Lucy Berkman, an attorney at Lipsitz Green Scime Cambria, wrote a guest column that appeared in the December 26 issue of the Buffalo Law Journal. In “Put estate planning on the list for 2017”, Ms. Berkman outlines the different elements you may wish to have in place as part of your estate plan, such as Wills, Trusts, Powers of Attorney, and Health Care Proxies.
Read the full article on the Buffalo Law Journal website.
Last Will and Testament
When planning your estate, it is important to have a Last Will and Testament drawn up. Your Will allows you to specify how and to whom your assets should be distributed. A Will must be in writing and meet other criteria in order to be valid in New York State. Wills must also be admitted through Surrogate’s Court. If you are interested in updating your Will or having a Will drawn up, it is beneficial to assess what important life events have happened that may alter how you wish for your assets to be distributed. These events could include a wedding or a divorce in the family, or the birth of a new family member.

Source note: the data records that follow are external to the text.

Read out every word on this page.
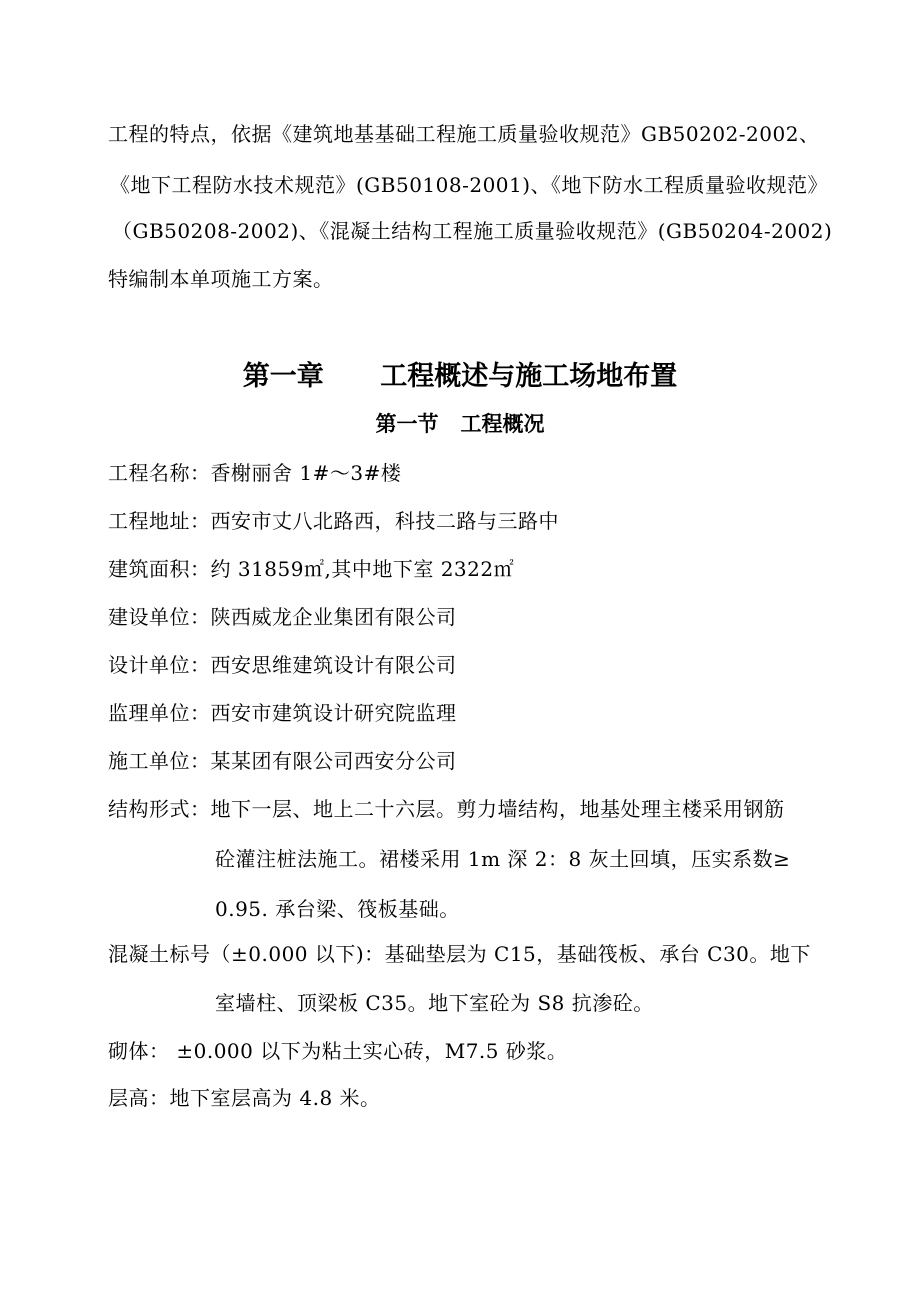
工程的特点，依据《建筑地基基础工程施工质量验收规范》GB50202-2002、
《地下工程防水技术规范》(GB50108-2001)、《地下防水工程质量验收规范》
（GB50208-2002)、《混凝土结构工程施工质量验收规范》(GB50204-2002)
特编制本单项施工方案。
第一章      工程概述与施工场地布置
第一节   工程概况
工程名称：香榭丽舍 1#～3#楼
工程地址：西安市丈八北路西，科技二路与三路中
建筑面积：约 31859㎡,其中地下室 2322㎡
建设单位：陕西威龙企业集团有限公司
设计单位：西安思维建筑设计有限公司
监理单位：西安市建筑设计研究院监理
施工单位：某某团有限公司西安分公司
结构形式：地下一层、地上二十六层。剪力墙结构，地基处理主楼采用钢筋
砼灌注桩法施工。裙楼采用 1m 深 2：8 灰土回填，压实系数≥
0.95. 承台梁、筏板基础。
混凝土标号（±0.000 以下)：基础垫层为 C15，基础筏板、承台 C30。地下
室墙柱、顶梁板 C35。地下室砼为 S8 抗渗砼。
砌体： ±0.000 以下为粘土实心砖，M7.5 砂浆。
层高：地下室层高为 4.8 米。
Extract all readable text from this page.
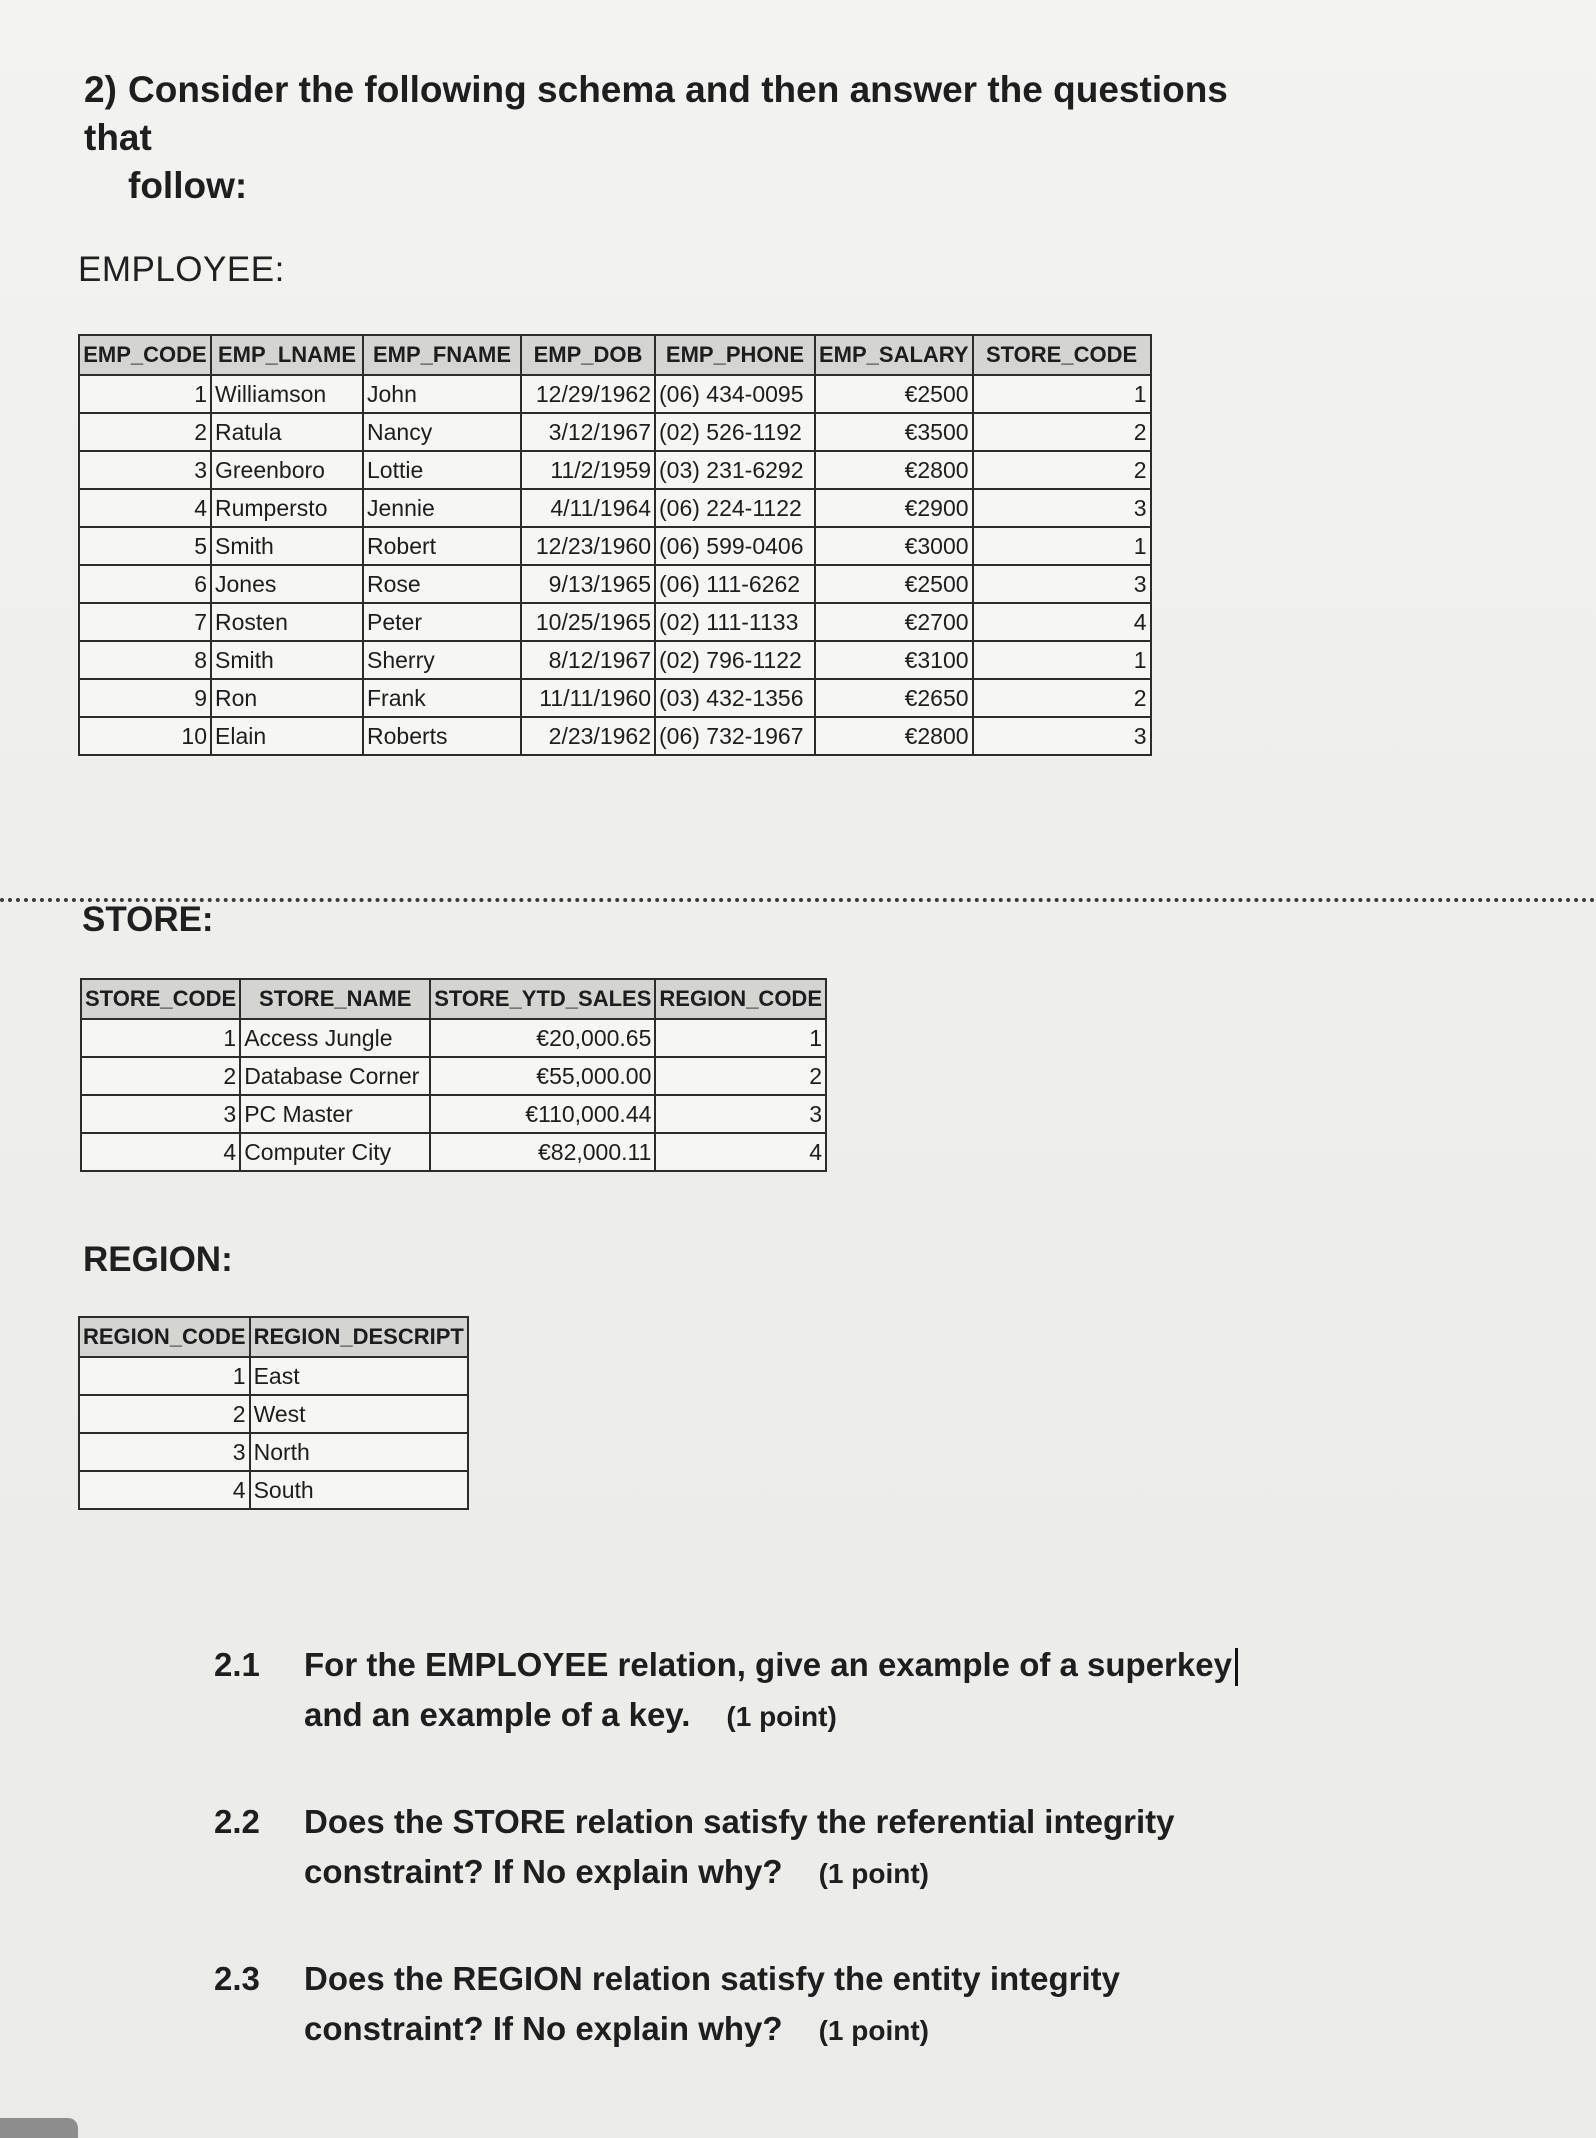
2) Consider the following schema and then answer the questions that
follow:
EMPLOYEE:
EMP_CODE	EMP_LNAME	EMP_FNAME	EMP_DOB	EMP_PHONE	EMP_SALARY	STORE_CODE
1	Williamson	John	12/29/1962	(06) 434-0095	€2500	1
2	Ratula	Nancy	3/12/1967	(02) 526-1192	€3500	2
3	Greenboro	Lottie	11/2/1959	(03) 231-6292	€2800	2
4	Rumpersto	Jennie	4/11/1964	(06) 224-1122	€2900	3
5	Smith	Robert	12/23/1960	(06) 599-0406	€3000	1
6	Jones	Rose	9/13/1965	(06) 111-6262	€2500	3
7	Rosten	Peter	10/25/1965	(02) 111-1133	€2700	4
8	Smith	Sherry	8/12/1967	(02) 796-1122	€3100	1
9	Ron	Frank	11/11/1960	(03) 432-1356	€2650	2
10	Elain	Roberts	2/23/1962	(06) 732-1967	€2800	3
STORE:
STORE_CODE	STORE_NAME	STORE_YTD_SALES	REGION_CODE
1	Access Jungle	€20,000.65	1
2	Database Corner	€55,000.00	2
3	PC Master	€110,000.44	3
4	Computer City	€82,000.11	4
REGION:
REGION_CODE	REGION_DESCRIPT
1	East
2	West
3	North
4	South
2.1	For the EMPLOYEE relation, give an example of a superkey
and an example of a key. (1 point)
2.2	Does the STORE relation satisfy the referential integrity
constraint? If No explain why? (1 point)
2.3	Does the REGION relation satisfy the entity integrity
constraint? If No explain why? (1 point)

Ms. Berkman also recommends considering setting up a trust, which can be created while you are alive or upon your death if specified in your Will. When this happens, your assets are transferred into the trust and they will be managed by the trustee on behalf of a beneficiary whom you select. You may consider a trust if you are concerned about privacy regarding your assets, if you have beneficiaries in your Will who are minors or disabled, or if you own real property in another state.
Power of Attorney
If you are setting up an estate plan, you may also want to consider establishing a Power of Attorney. A Power of Attorney allows someone else, known as your “agent”, to act for you if you are ill and unable to manage your affairs. Your agent will be able to pay your bills and medical expenses, manage your accounts, and collect retirement benefits for you. They will only be able to take these actions while you are alive; upon your death, their power will be extinguished.
Health Care Proxy and Living Will
A Health Care Proxy is also an important option to consider, according to Ms. Berkman. A Health Care Proxy allows someone, known as your “proxy”, to make medical decisions for you should you become incapacitated. These decisions could include what types of medical treatments you receive and which doctors you should see. If necessary, your proxy can also go to court over the treatment you receive. If you have strong feelings about any of these issues, you may want to express those desires in a Living Will. This will allow you to communicate your medical preferences even if you are unable to express yourself verbally and are in a condition from which there is no hope of recovering.
About Lucy M. Berkman
Lucy M. Berkman is a member of Lipsitz Green Scime Cambria’s Estates, Wills, and Trusts department. She offers legal assistance to individuals, families, and corporations to help make the most of clients’ end-of-life wishes.
This article does not purport to give legal advice and is for informational purposes only.